Their monthly payment “doesn’t seem very manageable anymore,” Schopper says. Had they been able to get a similarly sized bank-rate loan, their monthly mortgage payment would have been $482 lower. A $6,000 prepayment penalty effectively prevents them from refinancing until 2007. If her payment increases in the meantime, she says, “I’m going to be extremely worried.”
Schopper’s Ameriquest experience, coupled with the company’s advertising blitz, have taken some of the fun out of watching baseball and football, she says.

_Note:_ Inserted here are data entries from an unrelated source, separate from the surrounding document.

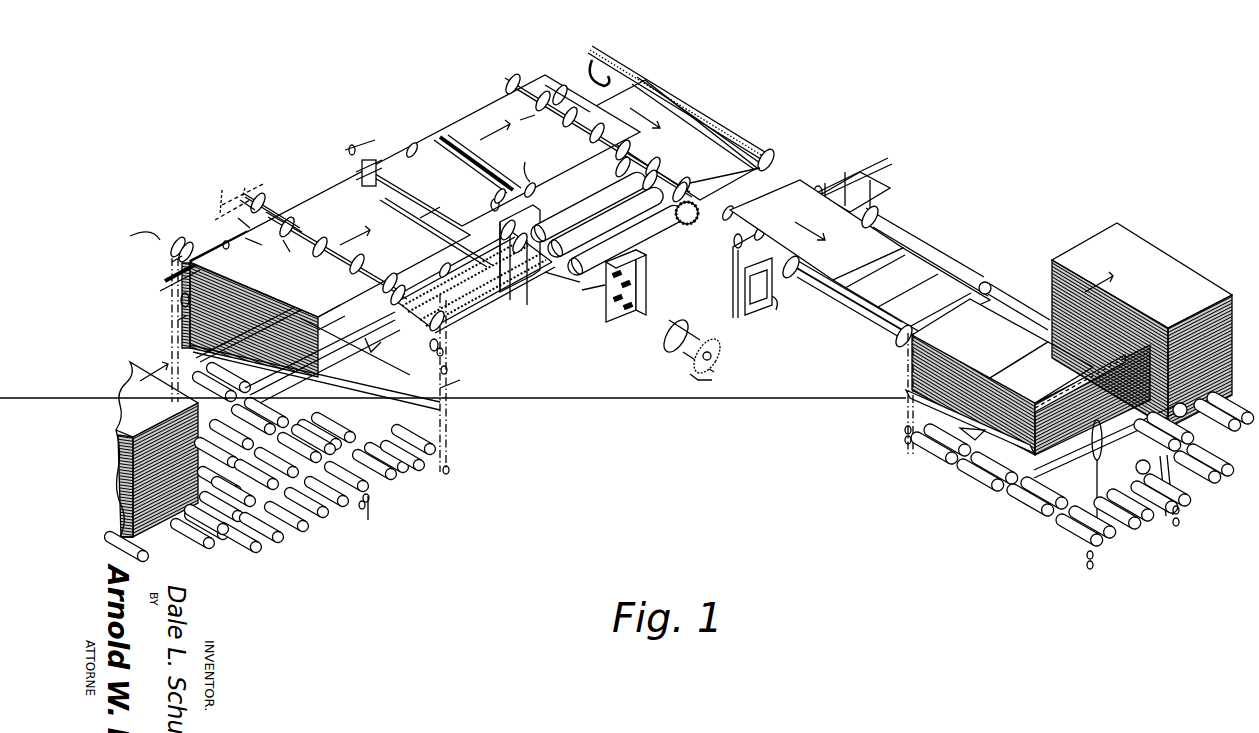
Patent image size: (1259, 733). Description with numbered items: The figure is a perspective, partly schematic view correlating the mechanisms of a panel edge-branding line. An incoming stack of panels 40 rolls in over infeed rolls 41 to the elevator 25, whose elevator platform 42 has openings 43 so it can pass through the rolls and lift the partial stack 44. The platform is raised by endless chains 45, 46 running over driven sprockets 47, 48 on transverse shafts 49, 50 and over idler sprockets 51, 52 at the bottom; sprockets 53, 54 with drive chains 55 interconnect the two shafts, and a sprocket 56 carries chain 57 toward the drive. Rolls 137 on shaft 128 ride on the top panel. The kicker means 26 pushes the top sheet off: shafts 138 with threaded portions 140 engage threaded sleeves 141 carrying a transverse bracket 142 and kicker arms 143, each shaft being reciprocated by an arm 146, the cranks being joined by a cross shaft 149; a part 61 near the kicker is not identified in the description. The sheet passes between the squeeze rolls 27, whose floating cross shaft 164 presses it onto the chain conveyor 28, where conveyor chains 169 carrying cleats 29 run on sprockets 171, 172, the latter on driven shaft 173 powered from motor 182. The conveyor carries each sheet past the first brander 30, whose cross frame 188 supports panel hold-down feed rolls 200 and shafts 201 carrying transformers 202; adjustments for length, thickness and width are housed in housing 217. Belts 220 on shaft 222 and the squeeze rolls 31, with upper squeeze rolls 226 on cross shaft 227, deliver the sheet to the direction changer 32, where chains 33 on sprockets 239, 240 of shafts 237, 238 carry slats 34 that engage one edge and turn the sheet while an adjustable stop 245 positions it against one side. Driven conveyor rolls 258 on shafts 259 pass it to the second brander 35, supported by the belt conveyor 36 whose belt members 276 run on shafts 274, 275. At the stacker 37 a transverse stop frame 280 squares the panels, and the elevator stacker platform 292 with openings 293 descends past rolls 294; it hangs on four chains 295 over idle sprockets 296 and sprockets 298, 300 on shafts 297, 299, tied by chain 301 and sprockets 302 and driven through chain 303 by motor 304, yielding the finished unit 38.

The elevator 25 is at (371, 516).
The kicker means 26 is at (195, 235).
The squeeze rolls 27 is at (298, 197).
The chain conveyor 28 is at (479, 277).
The cleats 29 is at (437, 207).
The first brander 30 is at (397, 135).
The squeeze rolls 31 is at (512, 71).
The direction changer 32 is at (773, 76).
The chain conveyor 33 is at (722, 126).
The slats 34 is at (614, 110).
The second brander 35 is at (932, 193).
The belt conveyor 36 is at (847, 336).
The stacker 37 is at (925, 495).
The unit of stacked branded sheet material 38 is at (1125, 270).
The incoming stack of panels 40 is at (158, 417).
The infeed rolls 41 is at (260, 540).
The elevator platform 42 is at (430, 397).
The openings 43 is at (440, 398).
The partial stack 44 is at (312, 287).
The endless chain 45 is at (174, 333).
The endless chain 46 is at (449, 438).
The driven sprocket 47 is at (170, 260).
The driven sprocket 48 is at (456, 347).
The transverse shaft 49 is at (135, 233).
The transverse shaft 50 is at (395, 282).
The idler sprocket 51 is at (360, 508).
The idler sprocket 52 is at (447, 472).
The sprocket 53 is at (172, 245).
The sprocket 54 is at (248, 203).
The drive chains 55 is at (219, 194).
The sprocket 56 is at (244, 185).
The chain 57 is at (244, 226).
The pivot 61 is at (182, 301).
The shaft 128 is at (288, 250).
The rolls 137 is at (352, 292).
The shafts 138 is at (450, 377).
The threaded portion 140 is at (165, 279).
The threaded sleeve 141 is at (160, 290).
The transverse bracket 142 is at (358, 302).
The kicker arms 143 is at (222, 348).
The arm 146 is at (448, 382).
The cross shaft 149 is at (178, 318).
The cross shaft 164 is at (398, 286).
The conveyor chains 169 is at (441, 270).
The sprocket 171 is at (444, 353).
The sprocket 172 is at (542, 293).
The driven shaft 173 is at (568, 282).
The motor 182 is at (688, 370).
The cross frame 188 is at (352, 145).
The panel hold-down feed rolls 200 is at (396, 152).
The shafts 201 is at (769, 306).
The transformers 202 is at (368, 200).
The housing 217 is at (605, 286).
The belts 220 is at (537, 180).
The shaft 222 is at (615, 158).
The upper squeeze rolls 226 is at (517, 124).
The cross shaft 227 is at (660, 176).
The shaft 237 is at (705, 182).
The shaft 238 is at (560, 93).
The sprockets 239 is at (768, 150).
The sprockets 240 is at (590, 64).
The adjustable stop 245 is at (630, 72).
The driven conveyor rolls 258 is at (816, 185).
The shafts 259 is at (775, 180).
The shaft 274 is at (791, 280).
The shaft 275 is at (900, 348).
The belt members 276 is at (928, 258).
The transverse stop frame 280 is at (1062, 393).
The elevator stacker platform 292 is at (1010, 490).
The openings 293 is at (1028, 510).
The rolls 294 is at (1050, 524).
The chains 295 is at (1085, 555).
The idle sprockets 296 is at (1088, 568).
The longitudinally extending shaft 297 is at (1030, 308).
The sprockets 298 is at (988, 282).
The longitudinally extending shaft 299 is at (968, 366).
The sprockets 300 is at (915, 331).
The chain 301 is at (1076, 382).
The sprockets 302 is at (1110, 538).
The chain 303 is at (1200, 430).
The motor 304 is at (1170, 505).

“I’m paying all this money to a mortgage company, and look what they’re doing with it,” she says. “Who’s reaping the benefits? Not me.”
Ameriquest and Illinois
Ameriquest Mortgage Co. may have left a bad taste in the mouths of some borrowers, but don’t tell that to officials with the state of Illinois, who see the company as one of the few bright spots in an otherwise difficult economy.

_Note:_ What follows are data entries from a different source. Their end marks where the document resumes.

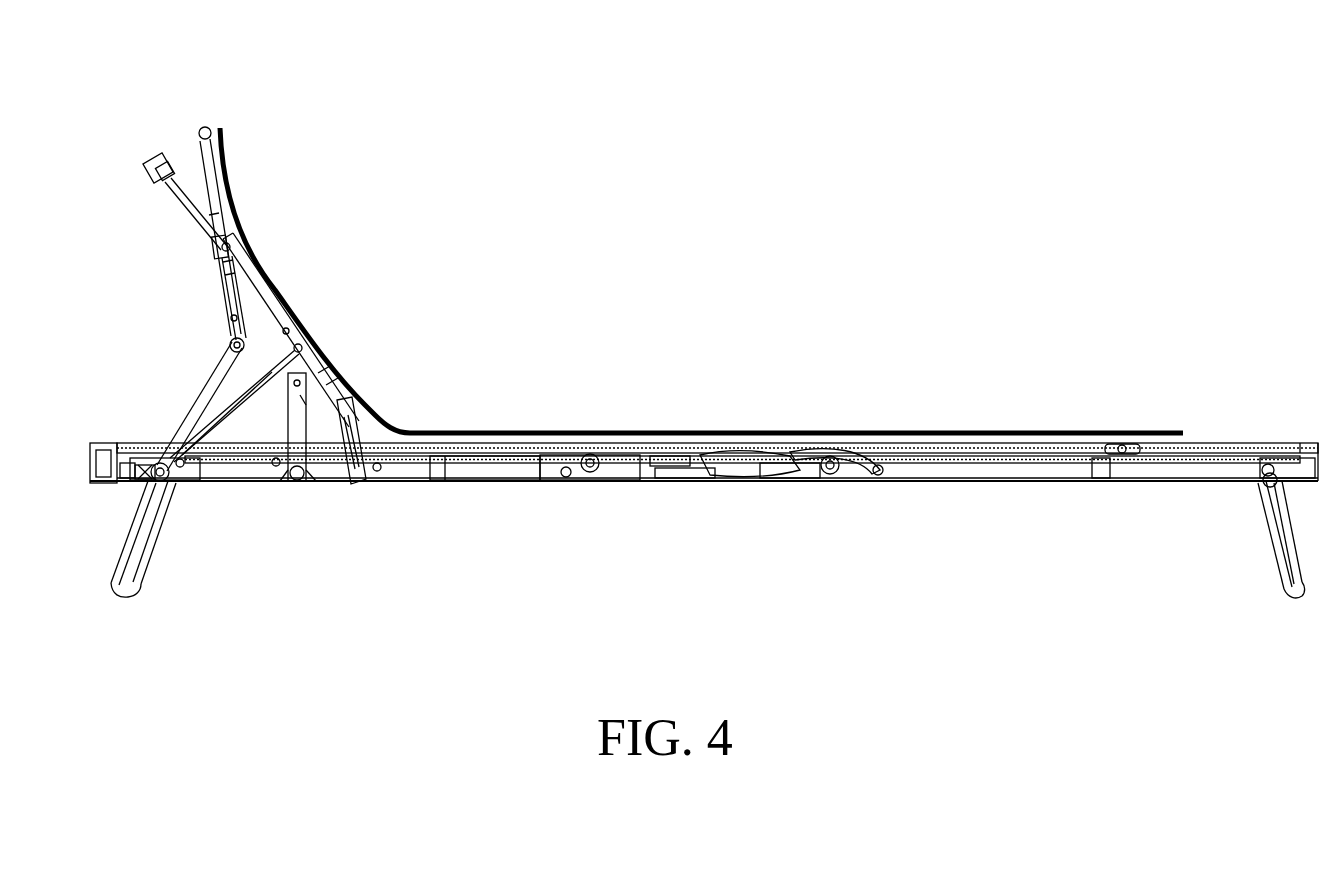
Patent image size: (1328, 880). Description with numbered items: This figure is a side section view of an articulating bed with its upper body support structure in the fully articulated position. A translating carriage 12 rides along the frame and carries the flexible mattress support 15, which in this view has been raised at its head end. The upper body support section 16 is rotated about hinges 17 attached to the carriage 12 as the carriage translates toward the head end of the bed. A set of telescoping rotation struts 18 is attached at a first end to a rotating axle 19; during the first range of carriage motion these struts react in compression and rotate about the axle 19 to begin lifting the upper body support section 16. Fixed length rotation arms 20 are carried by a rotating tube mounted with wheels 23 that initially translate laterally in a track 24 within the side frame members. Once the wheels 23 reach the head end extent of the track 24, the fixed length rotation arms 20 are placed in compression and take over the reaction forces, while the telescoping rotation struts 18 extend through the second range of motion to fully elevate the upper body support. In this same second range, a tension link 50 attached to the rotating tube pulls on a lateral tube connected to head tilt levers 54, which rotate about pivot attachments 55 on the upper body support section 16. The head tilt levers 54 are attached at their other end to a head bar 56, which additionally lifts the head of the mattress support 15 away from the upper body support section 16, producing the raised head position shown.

The translating carriage 12 is at (543, 464).
The flexible mattress support 15 is at (415, 425).
The upper body support section 16 is at (343, 366).
The hinges 17 is at (363, 482).
The telescoping rotation struts 18 is at (328, 484).
The rotating axle 19 is at (298, 484).
The fixed length rotation arms 20 is at (243, 387).
The wheels 23 is at (172, 483).
The track 24 is at (148, 455).
The tension link 50 is at (218, 378).
The head tilt levers 54 is at (227, 293).
The pivot attachments 55 is at (230, 247).
The head bar 56 is at (205, 128).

Thanks to a commitment of $25 million in state tax credits and other assistance, the California-based lender agreed in November to open a loan processing center in Schaumburg, a northwest suburb of Chicago.
Ameriquest and its affiliate Argent Mortgage Co. pledged to employ as many as 2,100 people as part of the deal, which was hailed by Gov. Rod Blagojevich as “a strong validation of our tireless efforts to ensure economic prosperity.”

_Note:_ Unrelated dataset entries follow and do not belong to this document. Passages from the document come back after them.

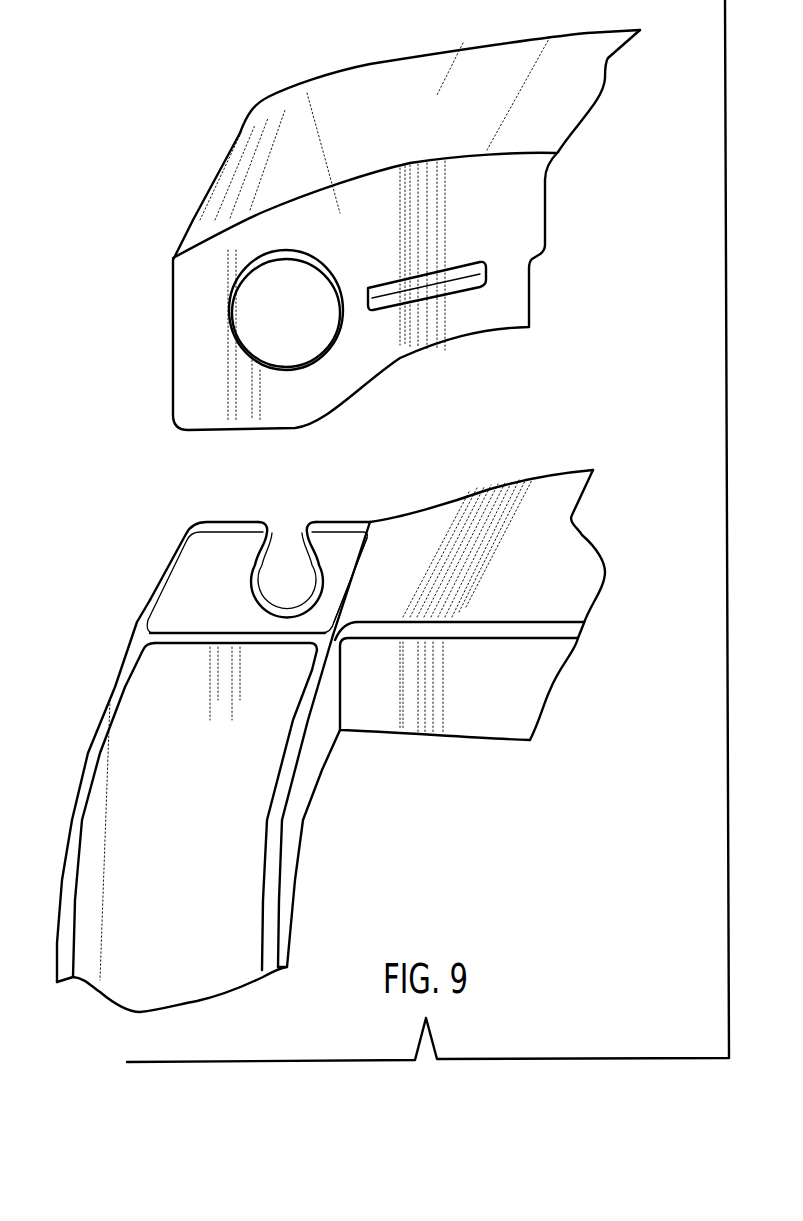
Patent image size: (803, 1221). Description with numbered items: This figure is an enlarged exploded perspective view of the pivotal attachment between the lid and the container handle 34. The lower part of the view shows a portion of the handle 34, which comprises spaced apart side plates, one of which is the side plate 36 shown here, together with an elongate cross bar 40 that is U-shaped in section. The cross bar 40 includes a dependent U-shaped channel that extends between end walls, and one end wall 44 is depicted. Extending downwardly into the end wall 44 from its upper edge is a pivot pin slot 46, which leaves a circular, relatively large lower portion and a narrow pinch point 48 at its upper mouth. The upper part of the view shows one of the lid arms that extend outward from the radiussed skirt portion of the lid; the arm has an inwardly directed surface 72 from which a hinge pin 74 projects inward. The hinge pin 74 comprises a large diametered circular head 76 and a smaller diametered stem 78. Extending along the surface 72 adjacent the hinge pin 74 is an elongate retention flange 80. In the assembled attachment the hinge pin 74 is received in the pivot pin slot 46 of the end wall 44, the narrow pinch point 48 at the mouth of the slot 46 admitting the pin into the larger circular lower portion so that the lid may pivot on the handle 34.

The handle 34 is at (309, 711).
The side plate 36 is at (470, 575).
The cross bar 40 is at (176, 806).
The end wall 44 is at (263, 547).
The pivot pin slot 46 is at (308, 576).
The pinch point 48 is at (306, 526).
The inwardly directed surface 72 is at (406, 142).
The hinge pin 74 is at (373, 222).
The circular head 76 is at (224, 310).
The stem 78 is at (339, 281).
The retention flange 80 is at (427, 162).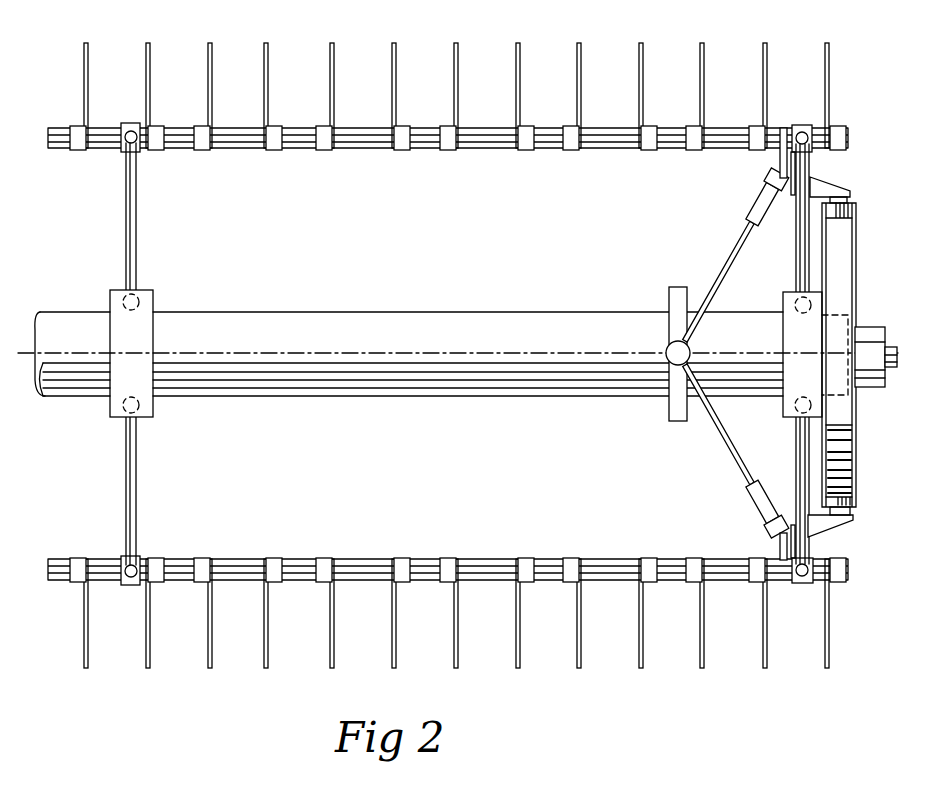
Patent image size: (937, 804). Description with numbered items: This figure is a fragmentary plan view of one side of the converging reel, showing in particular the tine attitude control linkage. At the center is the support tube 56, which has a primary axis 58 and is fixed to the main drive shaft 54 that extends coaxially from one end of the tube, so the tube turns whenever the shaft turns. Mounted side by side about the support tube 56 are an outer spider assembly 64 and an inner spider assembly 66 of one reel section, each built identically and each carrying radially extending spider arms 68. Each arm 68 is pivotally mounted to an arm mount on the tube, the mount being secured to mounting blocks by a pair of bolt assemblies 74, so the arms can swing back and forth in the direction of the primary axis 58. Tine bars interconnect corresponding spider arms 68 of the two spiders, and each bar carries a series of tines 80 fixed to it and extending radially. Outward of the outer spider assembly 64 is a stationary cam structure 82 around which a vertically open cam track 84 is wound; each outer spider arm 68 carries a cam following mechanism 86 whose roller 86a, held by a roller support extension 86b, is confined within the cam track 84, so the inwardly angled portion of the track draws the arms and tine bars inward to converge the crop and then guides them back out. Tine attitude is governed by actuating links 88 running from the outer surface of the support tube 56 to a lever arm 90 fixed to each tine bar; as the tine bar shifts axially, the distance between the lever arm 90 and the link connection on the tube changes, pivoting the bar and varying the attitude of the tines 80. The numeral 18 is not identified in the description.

Questions about Ameriquest’s controversial lending practices were a backdrop to the announcement.
Andrew Ross, a Chicago spokesman for the Illinois Department of Commerce and Economic Opportunity, says the state reviewed Ameriquest’s lending practices before approving the subsidy and had no concerns.
“There was nothing to indicate that we couldn’t move ahead,” Ross says.
Back in the late 1990s, Illinois ACORN — the Association of Community Organizations for Reform Now — accused Ameriquest and other subprime lenders of exploiting low-income homebuyers. In 2000, Ameriquest negotiated an agreement with ACORN, promising to support buyer-education programs and make $30 million in loans to poor families in 10 cities, including Chicago.
The agreement was the activist group’s first with a major company accused of predatory lending, says Madeline Talbott, head organizer for Illinois ACORN.
“We were pleased that Ameriquest was willing to come to the table and negotiate at all when other lenders were not,” Talbott says.
Since that agreement, ACORN has negotiated even better terms with other major subprime lenders, such as Household International. The group has now has returned to Ameriquest, hoping to negotiate a better agreement, Talbott says.
“We’re not ready to claim victory in this campaign yet,” she says.
Ameriquest has operated in Illinois for a decade, but the bulk of its loan-origination offices are the Chicago area. Its Argent affiliate, a national wholesale mortgage lender, opened its Central Division production center in Rolling Meadows in 2002.
Most of the state’s $25 million financial commitment came in the form of the Department of Commerce and Economic Opportunity’s EDGE (Economic Development for a Growing Economy) tax credits, which are based on job-creation projections over a two-year period.